BACKGROUND OF THE INVENTION
During the processing of semiconductor substrates into electronic devices, such as integrated circuits, it is necessary to rinse and dry the semiconductor substrates. The rinsing process removes residual chemicals, particulate matter, and contaminants from the semiconductor substrates. Chemical residues and contaminants that are not removed during the rinsing and drying steps reduce the overall yield of the manufacturing process. This reduces the number of usable electronic components, such as integrated circuits, microprocessors, memory devices, etc., that can be obtained from a semiconductor substrate. Contamination problems are particularly troublesome in current semiconductor processes where an increasing number of ever smaller electronic devices are formed on a semiconductor substrate. As semiconductor manufacturing technology advances, the electronic devices formed on the substrates have become progressively smaller, so that more devices are fit onto the substrate, to provide more ever more sophisticated, versatile, and economic electronic end products. However, as a result, contamination becomes even more difficult to control, as even smaller particles can act as contaminants. Consequently, ever smaller particles must be removed or excluded. As avoiding contamination caused by smaller particles is more difficult than avoiding contamination by larger particles, rinsing and drying semiconductor substrates now presents additional design challenges.
To reduce contamination, various surface tension effect techniques have been used. Two of the most widely used are thermocapillary and solutocapillary techniques. U.S. Pat. No. 4,722,752 (Steck) teaches that the use of warm or hot water, with the subsequent reduction in surface tension, can aid in the drying of a semiconductor wafer through a combination of evaporation and low surface tension.

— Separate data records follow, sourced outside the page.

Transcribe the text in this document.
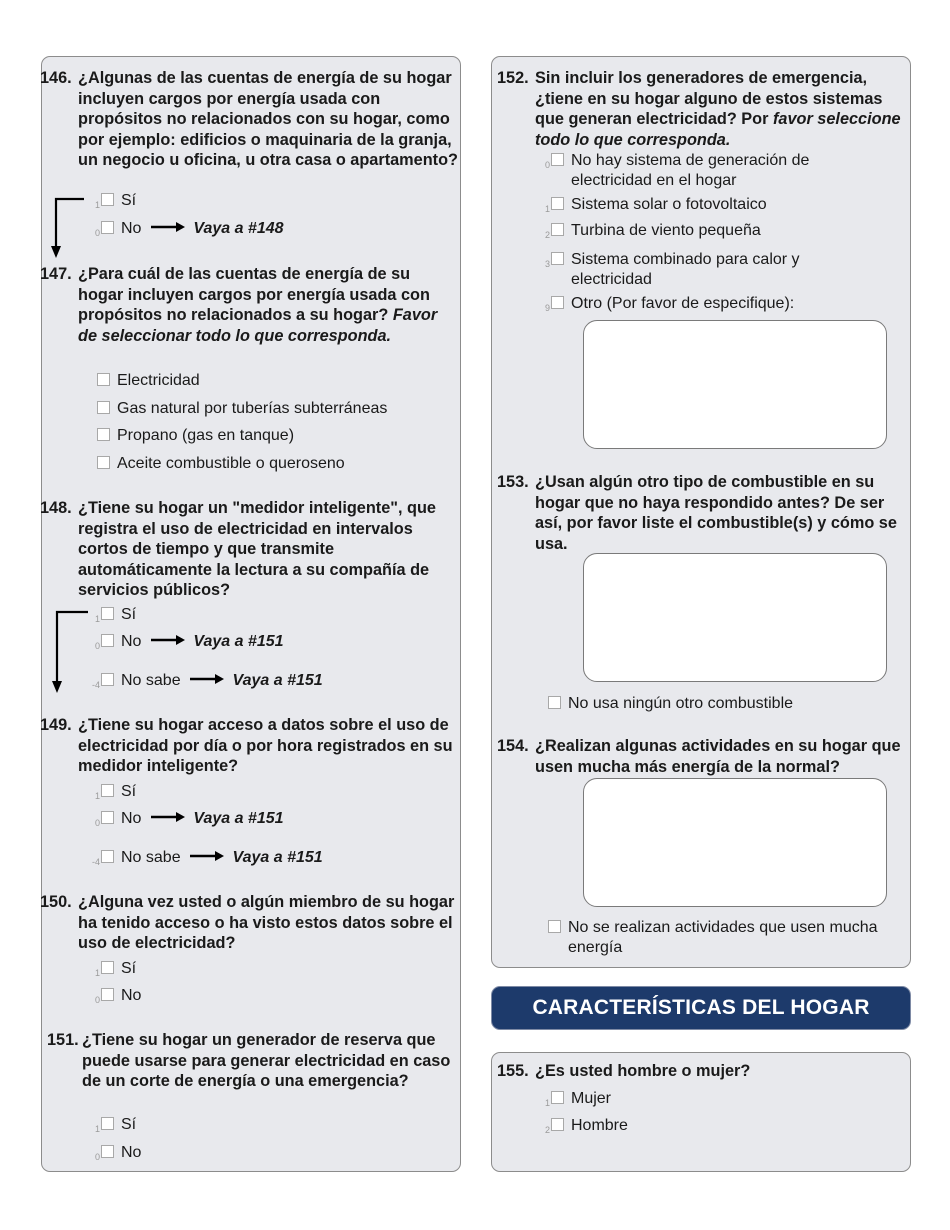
CARACTERÍSTICAS DEL HOGAR
146. ¿Algunas de las cuentas de energía de su hogar incluyen cargos por energía usada con propósitos no relacionados con su hogar, como por ejemplo: edificios o maquinaria de la granja, un negocio u oficina, u otra casa o apartamento?
1 Sí
0 No	Vaya a #148
147. ¿Para cuál de las cuentas de energía de su hogar incluyen cargos por energía usada con propósitos no relacionados a su hogar? Favor de seleccionar todo lo que corresponda.
Electricidad
Gas natural por tuberías subterráneas
Propano (gas en tanque)
Aceite combustible o queroseno
148. ¿Tiene su hogar un "medidor inteligente", que registra el uso de electricidad en intervalos cortos de tiempo y que transmite automáticamente la lectura a su compañía de servicios públicos?
1 Sí
0 No	Vaya a #151
-4 No sabe	Vaya a #151
149. ¿Tiene su hogar acceso a datos sobre el uso de electricidad por día o por hora registrados en su medidor inteligente?
1 Sí
0 No	Vaya a #151
-4 No sabe	Vaya a #151
150. ¿Alguna vez usted o algún miembro de su hogar ha tenido acceso o ha visto estos datos sobre el uso de electricidad?
1 Sí
0 No
151. ¿Tiene su hogar un generador de reserva que puede usarse para generar electricidad en caso de un corte de energía o una emergencia?
1 Sí
0 No
152. Sin incluir los generadores de emergencia, ¿tiene en su hogar alguno de estos sistemas que generan electricidad? Por favor seleccione todo lo que corresponda.
0 No hay sistema de generación de electricidad en el hogar
1 Sistema solar o fotovoltaico
2 Turbina de viento pequeña
3 Sistema combinado para calor y electricidad
9 Otro (Por favor de especifique):
153. ¿Usan algún otro tipo de combustible en su hogar que no haya respondido antes? De ser así, por favor liste el combustible(s) y cómo se usa.
No usa ningún otro combustible
154. ¿Realizan algunas actividades en su hogar que usen mucha más energía de la normal?
No se realizan actividades que usen mucha energía
155. ¿Es usted hombre o mujer?
1 Mujer
2 Hombre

U.S. Pat. No. 4,911,761 (McConnell et al.), U.S. Pat. No. 5,271,774 (Leenaars et al.), U.S. Pat. No. 5,807,439 (Akatsu et al.), and U.S. Pat. No. 5,571,337 (Mohindra et al.), and European Patent Specification No. 0 385 536 B1. (Lenaars et al.). describe solutocapillary techniques
McConnell et al. uses a relatively thick layer of an organic solvent such as isopropyl alcohol (IPA) on the surface of a liquid such as water, within a closed and preferably heated process vessel. The layer of solvent is then allowed to recede over the semiconductor wafers. The organic solvent creates a displacement of the water on the liquid surface, effectively diluting the water near the surface. This reduces the surface tension of the surface region, causing displacement of water on the wafer surface by the organic solvent.

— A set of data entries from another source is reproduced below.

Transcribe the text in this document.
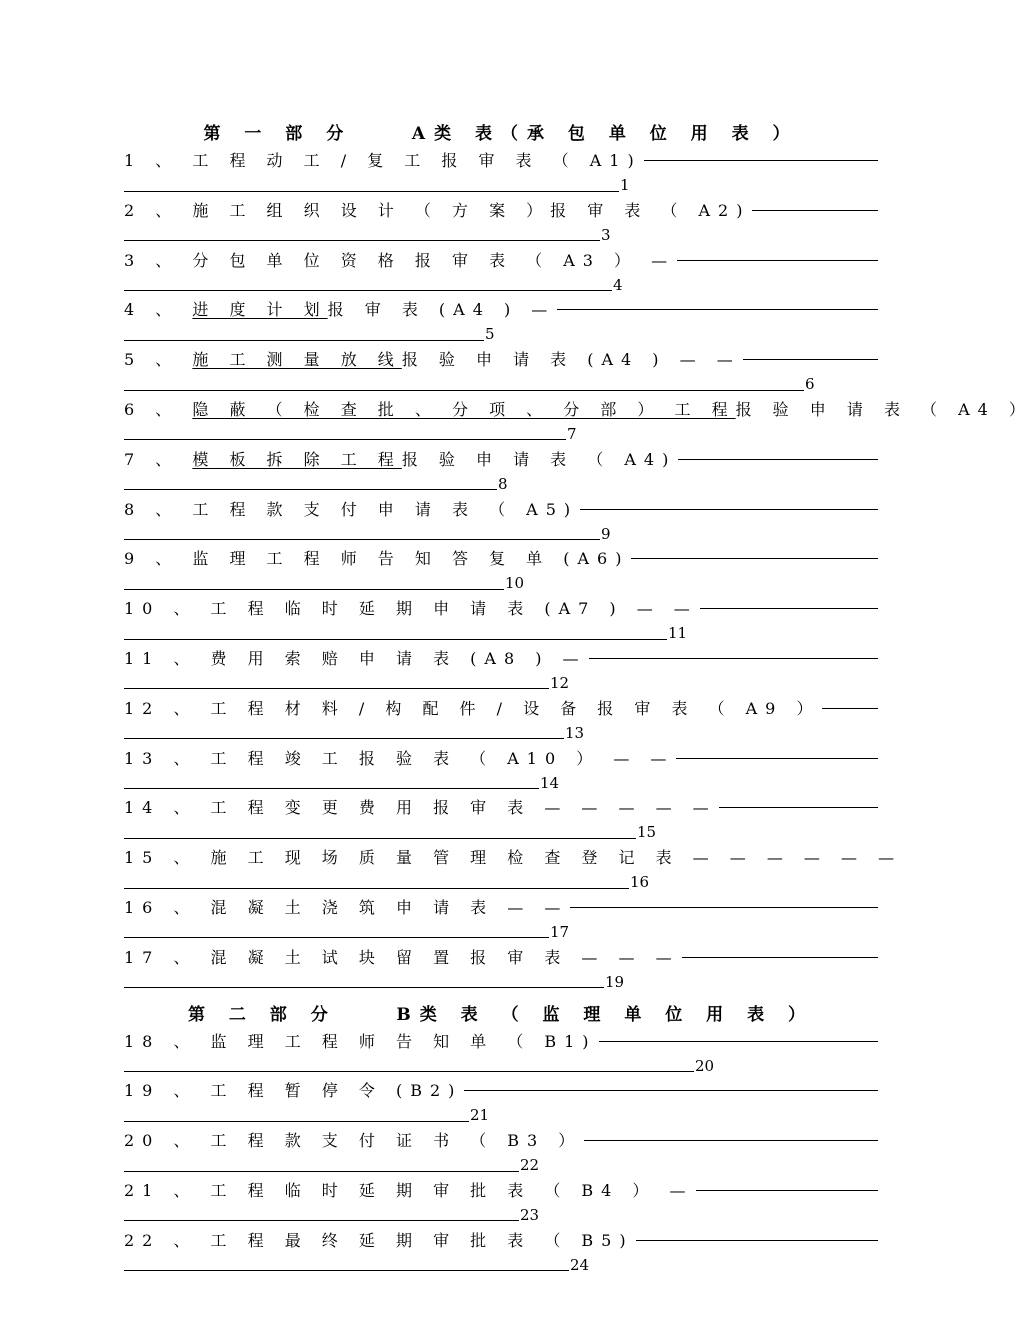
第 一 部 分    A类 表（承 包 单 位 用 表 ）
1 、 工 程 动 工 / 复 工 报 审 表 （ A1)
1
2 、 施 工 组 织 设 计 （ 方 案 ）报 审 表 （ A2)
3
3 、 分 包 单 位 资 格 报 审 表 （ A3 ） —
4
4 、 进 度 计 划报 审 表 (A4 ) —
5
5 、 施 工 测 量 放 线报 验 申 请 表 (A4 ) — —
6
6 、 隐 蔽 （ 检 查 批 、 分 项 、 分 部 ） 工 程报 验 申 请 表 （ A4 ）
7
7 、 模 板 拆 除 工 程报 验 申 请 表 （ A4)
8
8 、 工 程 款 支 付 申 请 表 （ A5)
9
9 、 监 理 工 程 师 告 知 答 复 单 (A6)
10
10 、 工 程 临 时 延 期 申 请 表 (A7 ) — —
11
11 、 费 用 索 赔 申 请 表 (A8 ) —
12
12 、 工 程 材 料 / 构 配 件 / 设 备 报 审 表 （ A9 ）
13
13 、 工 程 竣 工 报 验 表 （ A10 ） — —
14
14 、 工 程 变 更 费 用 报 审 表 — — — — —
15
15 、 施 工 现 场 质 量 管 理 检 查 登 记 表 — — — — — —
16
16 、 混 凝 土 浇 筑 申 请 表 — —
17
17 、 混 凝 土 试 块 留 置 报 审 表 — — —
19
第 二 部 分    B类 表 （ 监 理 单 位 用 表 ）
18 、 监 理 工 程 师 告 知 单 （ B1)
20
19 、 工 程 暂 停 令 (B2)
21
20 、 工 程 款 支 付 证 书 （ B3 ）
22
21 、 工 程 临 时 延 期 审 批 表 （ B4 ） —
23
22 、 工 程 最 终 延 期 审 批 表 （ B5)
24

Mohindra et al. teaches that draining water slowly over the surface of a semiconductor wafer while simultaneously introducing IPA in dilute form causes a lowering of the surface tension of the surface region of the water. The reduced surface tension located adjacent to the face of the semiconductor wafer promotes the removal of water from the work piece. The Mohindra et al. apparatus dries the wafers without substantial movement of the wafers. However, non-uniform drying (from the top of the wafer to the bottom) may result due to an accumulation of contaminants at the surface layer of the water. Since the liquid at the surface is unable to cascade once the water first starts to recede, an increasing concentration of contaminants builds near the surface layer as the water level decreases. The accumulation of contaminants, and particularly organic contaminants, alters the surface tension gradient as a function of time and position along the face of the semiconductor wafer.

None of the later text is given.